Harrison gained a reputation for himself as ‘the quiet Beatle’, often preferring to leave the spotlight to his more vocal band mates. During this time, however, he was the songwriting master behind some of the most highly regarded songs of the band’s career including ‘While My Guitar Gently Weeps’, ‘Here Comes The Sun’ and the cheeky stab at the tax department who were, at the time, taxing the band 95% because they found themselves in the top earners in the country, ‘Taxman’.
‘When you think about it, the four egos, it’s amazing they did anything because they’re all very strong people,’ producer George Martin said in a BBC Radio Documentary on Harrison.
‘He got a bit fed up because his own music wasn’t recognised, by me as well, I’m guilty. I took the two geniuses and ignored the third,’ he regretfully admitted.
Harrison didn’t start out writing such hugely influential numbers though. In 1958, when the band was known as The Quarrymen, he wrote the band’s very first original song with Paul McCartney (who would later split all of his songwriting royalties with John Lennon). The song ‘In Spite Of All The Danger’ was a Buddy Holly-inspired tune with Lennon on lead vocals.

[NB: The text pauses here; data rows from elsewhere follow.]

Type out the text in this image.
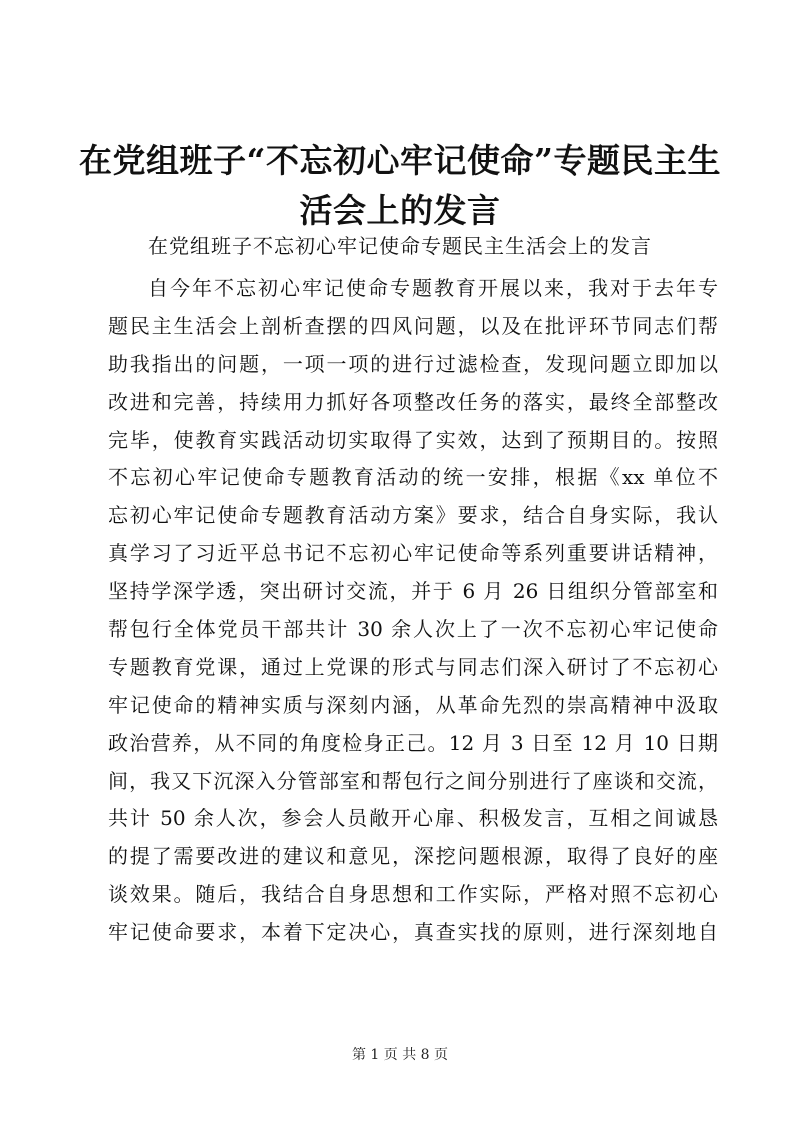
在党组班子“不忘初心牢记使命”专题民主生
活会上的发言

在党组班子不忘初心牢记使命专题民主生活会上的发言

自今年不忘初心牢记使命专题教育开展以来，我对于去年专
题民主生活会上剖析查摆的四风问题，以及在批评环节同志们帮
助我指出的问题，一项一项的进行过滤检查，发现问题立即加以
改进和完善，持续用力抓好各项整改任务的落实，最终全部整改
完毕，使教育实践活动切实取得了实效，达到了预期目的。按照
不忘初心牢记使命专题教育活动的统一安排，根据《xx 单位不
忘初心牢记使命专题教育活动方案》要求，结合自身实际，我认
真学习了习近平总书记不忘初心牢记使命等系列重要讲话精神，
坚持学深学透，突出研讨交流，并于 6 月 26 日组织分管部室和
帮包行全体党员干部共计 30 余人次上了一次不忘初心牢记使命
专题教育党课，通过上党课的形式与同志们深入研讨了不忘初心
牢记使命的精神实质与深刻内涵，从革命先烈的崇高精神中汲取
政治营养，从不同的角度检身正己。12 月 3 日至 12 月 10 日期
间，我又下沉深入分管部室和帮包行之间分别进行了座谈和交流，
共计 50 余人次，参会人员敞开心扉、积极发言，互相之间诚恳
的提了需要改进的建议和意见，深挖问题根源，取得了良好的座
谈效果。随后，我结合自身思想和工作实际，严格对照不忘初心
牢记使命要求，本着下定决心，真查实找的原则，进行深刻地自
第 1 页 共 8 页
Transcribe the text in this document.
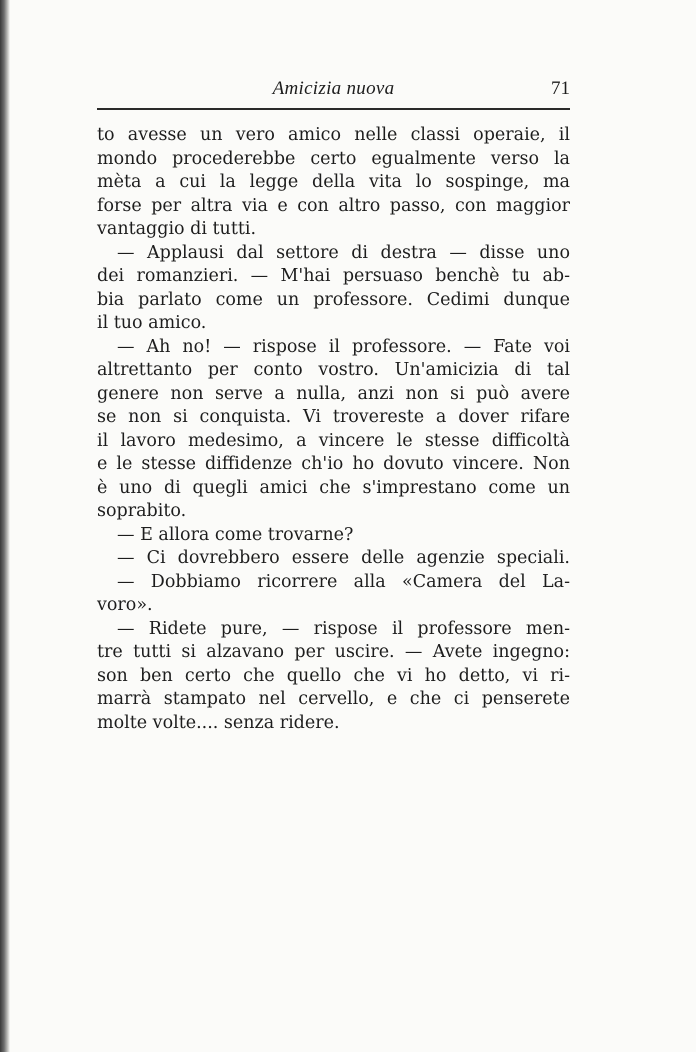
Amicizia nuova	71
to avesse un vero amico nelle classi operaie, il
mondo procederebbe certo egualmente verso la
mèta a cui la legge della vita lo sospinge, ma
forse per altra via e con altro passo, con maggior
vantaggio di tutti.
— Applausi dal settore di destra — disse uno
dei romanzieri. — M'hai persuaso benchè tu ab-
bia parlato come un professore. Cedimi dunque
il tuo amico.
— Ah no! — rispose il professore. — Fate voi
altrettanto per conto vostro. Un'amicizia di tal
genere non serve a nulla, anzi non si può avere
se non si conquista. Vi trovereste a dover rifare
il lavoro medesimo, a vincere le stesse difficoltà
e le stesse diffidenze ch'io ho dovuto vincere. Non
è uno di quegli amici che s'imprestano come un
soprabito.
— E allora come trovarne?
— Ci dovrebbero essere delle agenzie speciali.
— Dobbiamo ricorrere alla «Camera del La-
voro».
— Ridete pure, — rispose il professore men-
tre tutti si alzavano per uscire. — Avete ingegno:
son ben certo che quello che vi ho detto, vi ri-
marrà stampato nel cervello, e che ci penserete
molte volte.... senza ridere.
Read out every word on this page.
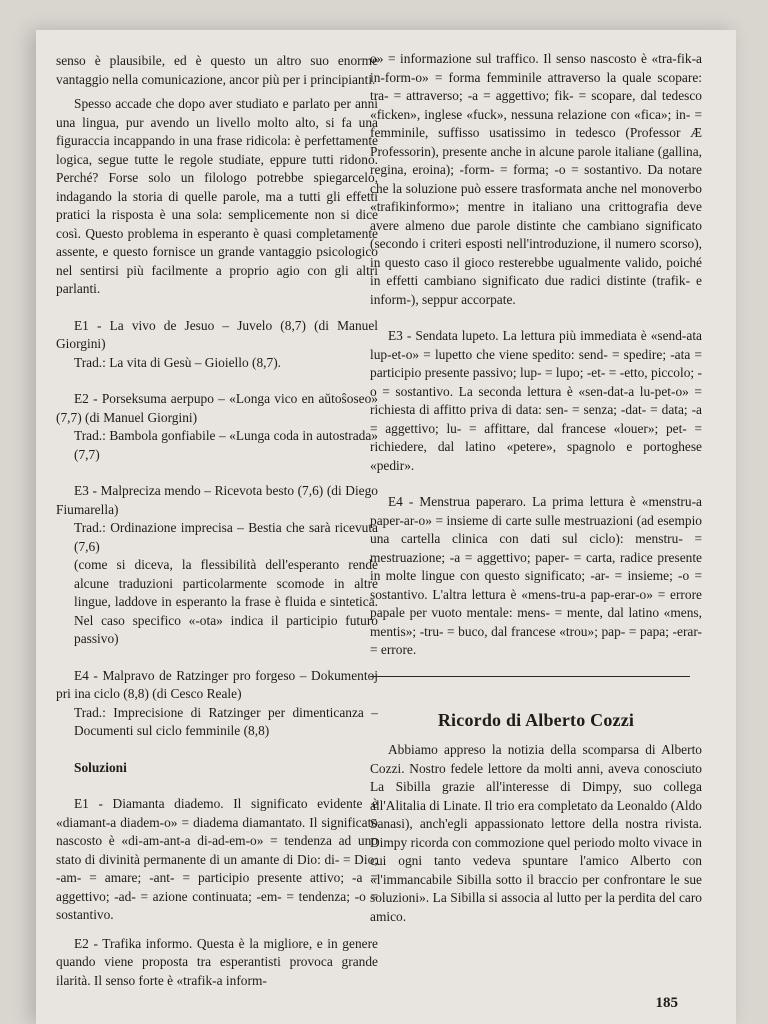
senso è plausibile, ed è questo un altro suo enorme vantaggio nella comunicazione, ancor più per i principianti.

Spesso accade che dopo aver studiato e parlato per anni una lingua, pur avendo un livello molto alto, si fa una figuraccia incappando in una frase ridicola: è perfettamente logica, segue tutte le regole studiate, eppure tutti ridono. Perché? Forse solo un filologo potrebbe spiegarcelo, indagando la storia di quelle parole, ma a tutti gli effetti pratici la risposta è una sola: semplicemente non si dice così. Questo problema in esperanto è quasi completamente assente, e questo fornisce un grande vantaggio psicologico nel sentirsi più facilmente a proprio agio con gli altri parlanti.

E1 - La vivo de Jesuo – Juvelo (8,7) (di Manuel Giorgini)

Trad.: La vita di Gesù – Gioiello (8,7).

E2 - Porseksuma aerpupo – «Longa vico en aŭtoŝoseo» (7,7) (di Manuel Giorgini)

Trad.: Bambola gonfiabile – «Lunga coda in autostrada» (7,7)

E3 - Malpreciza mendo – Ricevota besto (7,6) (di Diego Fiumarella)

Trad.: Ordinazione imprecisa – Bestia che sarà ricevuta (7,6)

(come si diceva, la flessibilità dell'esperanto rende alcune traduzioni particolarmente scomode in altre lingue, laddove in esperanto la frase è fluida e sintetica. Nel caso specifico «-ota» indica il participio futuro passivo)

E4 - Malpravo de Ratzinger pro forgeso – Dokumentoj pri ina ciclo (8,8) (di Cesco Reale)

Trad.: Imprecisione di Ratzinger per dimenticanza – Documenti sul ciclo femminile (8,8)

Soluzioni

E1 - Diamanta diademo. Il significato evidente è «diamant-a diadem-o» = diadema diamantato. Il significato nascosto è «di-am-ant-a di-ad-em-o» = tendenza ad uno stato di divinità permanente di un amante di Dio: di- = Dio; -am- = amare; -ant- = participio presente attivo; -a = aggettivo; -ad- = azione continuata; -em- = tendenza; -o = sostantivo.

E2 - Trafika informo. Questa è la migliore, e in genere quando viene proposta tra esperantisti provoca grande ilarità. Il senso forte è «trafik-a inform-

o» = informazione sul traffico. Il senso nascosto è «tra-fik-a in-form-o» = forma femminile attraverso la quale scopare: tra- = attraverso; -a = aggettivo; fik- = scopare, dal tedesco «ficken», inglese «fuck», nessuna relazione con «fica»; in- = femminile, suffisso usatissimo in tedesco (Professor Æ Professorin), presente anche in alcune parole italiane (gallina, regina, eroina); -form- = forma; -o = sostantivo. Da notare che la soluzione può essere trasformata anche nel monoverbo «trafikinformo»; mentre in italiano una crittografia deve avere almeno due parole distinte che cambiano significato (secondo i criteri esposti nell'introduzione, il numero scorso), in questo caso il gioco resterebbe ugualmente valido, poiché in effetti cambiano significato due radici distinte (trafik- e inform-), seppur accorpate.

E3 - Sendata lupeto. La lettura più immediata è «send-ata lup-et-o» = lupetto che viene spedito: send- = spedire; -ata = participio presente passivo; lup- = lupo; -et- = -etto, piccolo; -o = sostantivo. La seconda lettura è «sen-dat-a lu-pet-o» = richiesta di affitto priva di data: sen- = senza; -dat- = data; -a = aggettivo; lu- = affittare, dal francese «louer»; pet- = richiedere, dal latino «petere», spagnolo e portoghese «pedir».

E4 - Menstrua paperaro. La prima lettura è «menstru-a paper-ar-o» = insieme di carte sulle mestruazioni (ad esempio una cartella clinica con dati sul ciclo): menstru- = mestruazione; -a = aggettivo; paper- = carta, radice presente in molte lingue con questo significato; -ar- = insieme; -o = sostantivo. L'altra lettura è «mens-tru-a pap-erar-o» = errore papale per vuoto mentale: mens- = mente, dal latino «mens, mentis»; -tru- = buco, dal francese «trou»; pap- = papa; -erar- = errore.

Ricordo di Alberto Cozzi

Abbiamo appreso la notizia della scomparsa di Alberto Cozzi. Nostro fedele lettore da molti anni, aveva conosciuto La Sibilla grazie all'interesse di Dimpy, suo collega all'Alitalia di Linate. Il trio era completato da Leonaldo (Aldo Sanasi), anch'egli appassionato lettore della nostra rivista. Dimpy ricorda con commozione quel periodo molto vivace in cui ogni tanto vedeva spuntare l'amico Alberto con «l'immancabile Sibilla sotto il braccio per confrontare le sue soluzioni». La Sibilla si associa al lutto per la perdita del caro amico.

185
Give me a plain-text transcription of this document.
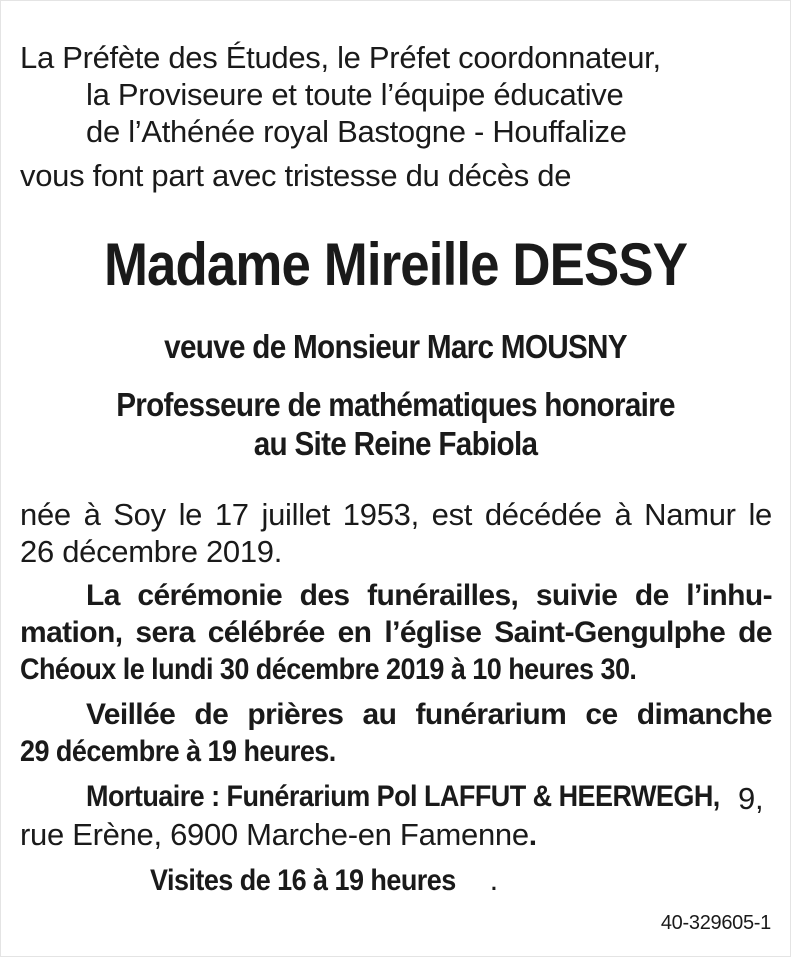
La Préfète des Études, le Préfet coordonnateur,
la Proviseure et toute l’équipe éducative
de l’Athénée royal Bastogne - Houffalize
vous font part avec tristesse du décès de
Madame Mireille DESSY
veuve de Monsieur Marc MOUSNY
Professeure de mathématiques honoraire
au Site Reine Fabiola
née à Soy le 17 juillet 1953, est décédée à Namur le
26 décembre 2019.
La cérémonie des funérailles, suivie de l’inhu-
mation, sera célébrée en l’église Saint-Gengulphe de
Chéoux le lundi 30 décembre 2019 à 10 heures 30.
Veillée de prières au funérarium ce dimanche
29 décembre à 19 heures.
Mortuaire : Funérarium Pol LAFFUT & HEERWEGH, 9,
rue Erène, 6900 Marche-en Famenne.
Visites de 16 à 19 heures .
40-329605-1
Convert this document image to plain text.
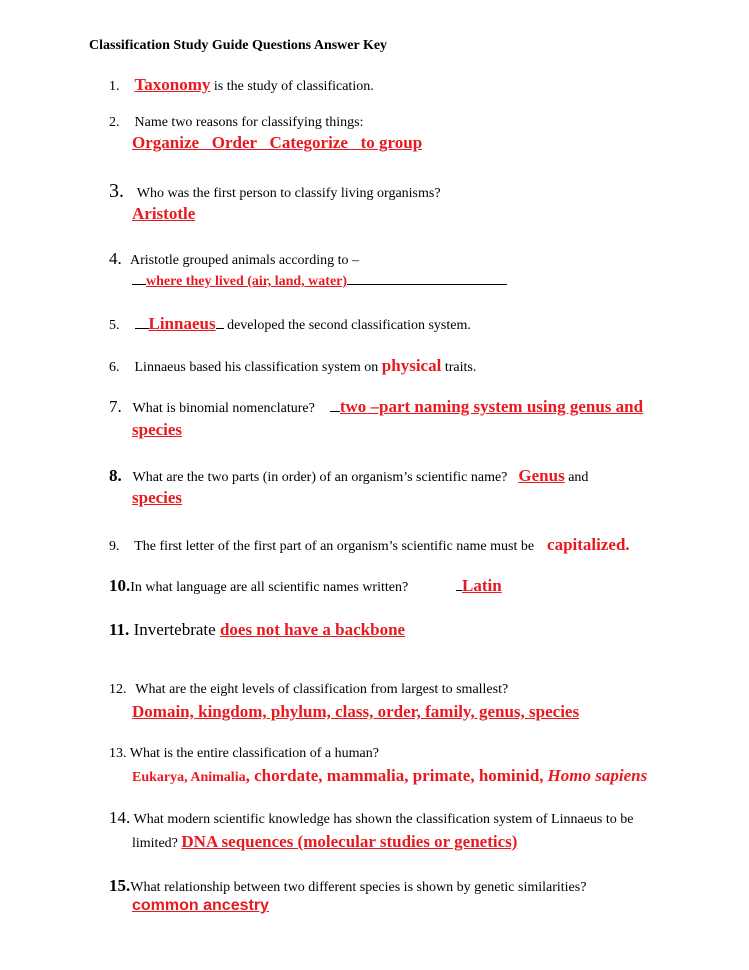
Classification Study Guide Questions Answer Key
1. Taxonomy is the study of classification.
2. Name two reasons for classifying things:
Organize   Order   Categorize   to group
3. Who was the first person to classify living organisms?
Aristotle
4. Aristotle grouped animals according to –
where they lived (air, land, water)
5. Linnaeus developed the second classification system.
6. Linnaeus based his classification system on physical traits.
7. What is binomial nomenclature? two –part naming system using genus and
species
8. What are the two parts (in order) of an organism’s scientific name? Genus and
species
9. The first letter of the first part of an organism’s scientific name must be capitalized.
10.In what language are all scientific names written?	Latin
11. Invertebrate does not have a backbone
12. What are the eight levels of classification from largest to smallest?
Domain, kingdom, phylum, class, order, family, genus, species
13. What is the entire classification of a human?
Eukarya, Animalia, chordate, mammalia, primate, hominid, Homo sapiens
14. What modern scientific knowledge has shown the classification system of Linnaeus to be
limited? DNA sequences (molecular studies or genetics)
15.What relationship between two different species is shown by genetic similarities?
common ancestry
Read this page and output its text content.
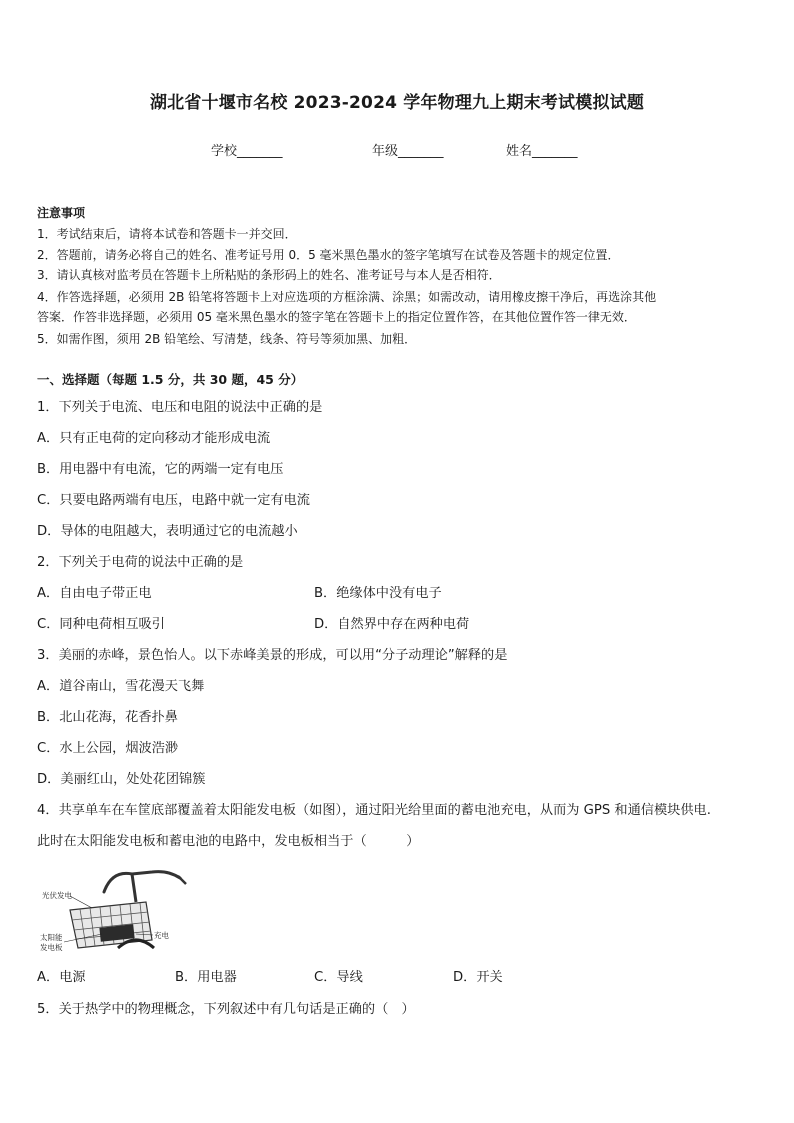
湖北省十堰市名校 2023-2024 学年物理九上期末考试模拟试题
学校_______	年级_______	姓名_______
注意事项
1．考试结束后，请将本试卷和答题卡一并交回．
2．答题前，请务必将自己的姓名、准考证号用 0．5 毫米黑色墨水的签字笔填写在试卷及答题卡的规定位置．
3．请认真核对监考员在答题卡上所粘贴的条形码上的姓名、准考证号与本人是否相符．
4．作答选择题，必须用 2B 铅笔将答题卡上对应选项的方框涂满、涂黑；如需改动，请用橡皮擦干净后，再选涂其他
答案．作答非选择题，必须用 05 毫米黑色墨水的签字笔在答题卡上的指定位置作答，在其他位置作答一律无效．
5．如需作图，须用 2B 铅笔绘、写清楚，线条、符号等须加黑、加粗．
一、选择题（每题 1.5 分，共 30 题，45 分）
1．下列关于电流、电压和电阻的说法中正确的是
A．只有正电荷的定向移动才能形成电流
B．用电器中有电流，它的两端一定有电压
C．只要电路两端有电压，电路中就一定有电流
D．导体的电阻越大，表明通过它的电流越小
2．下列关于电荷的说法中正确的是
A．自由电子带正电	B．绝缘体中没有电子
C．同种电荷相互吸引	D．自然界中存在两种电荷
3．美丽的赤峰，景色怡人。以下赤峰美景的形成，可以用“分子动理论”解释的是
A．道谷南山，雪花漫天飞舞
B．北山花海，花香扑鼻
C．水上公园，烟波浩渺
D．美丽红山，处处花团锦簇
4．共享单车在车筐底部覆盖着太阳能发电板（如图），通过阳光给里面的蓄电池充电，从而为 GPS 和通信模块供电.
此时在太阳能发电板和蓄电池的电路中，发电板相当于（　　　）
光伏发电
充电
太阳能
发电板
A．电源	B．用电器	C．导线	D．开关
5．关于热学中的物理概念，下列叙述中有几句话是正确的（　）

George’s solo career started before the demise of The Beatles, with his first album ‘Wonderwall Music’, recorded partially in Bombay. It was the soundtrack to a 1968 film ‘Wonderwall’, directed by Harrison himself.
In 1969 he released the experimental album ‘Electronic Sound’, which was entirely composed on the Moog synthesiser, but it was in 1970 after the split of the Beatles when he began to use his solo career as a vehicle for his pop songs releasing the first triple album ever released by a solo artist: ‘All Things Must Pass’ which features some of his most iconic solo songs, including ‘All Things Must Pass’ and ‘My Sweet Lord’.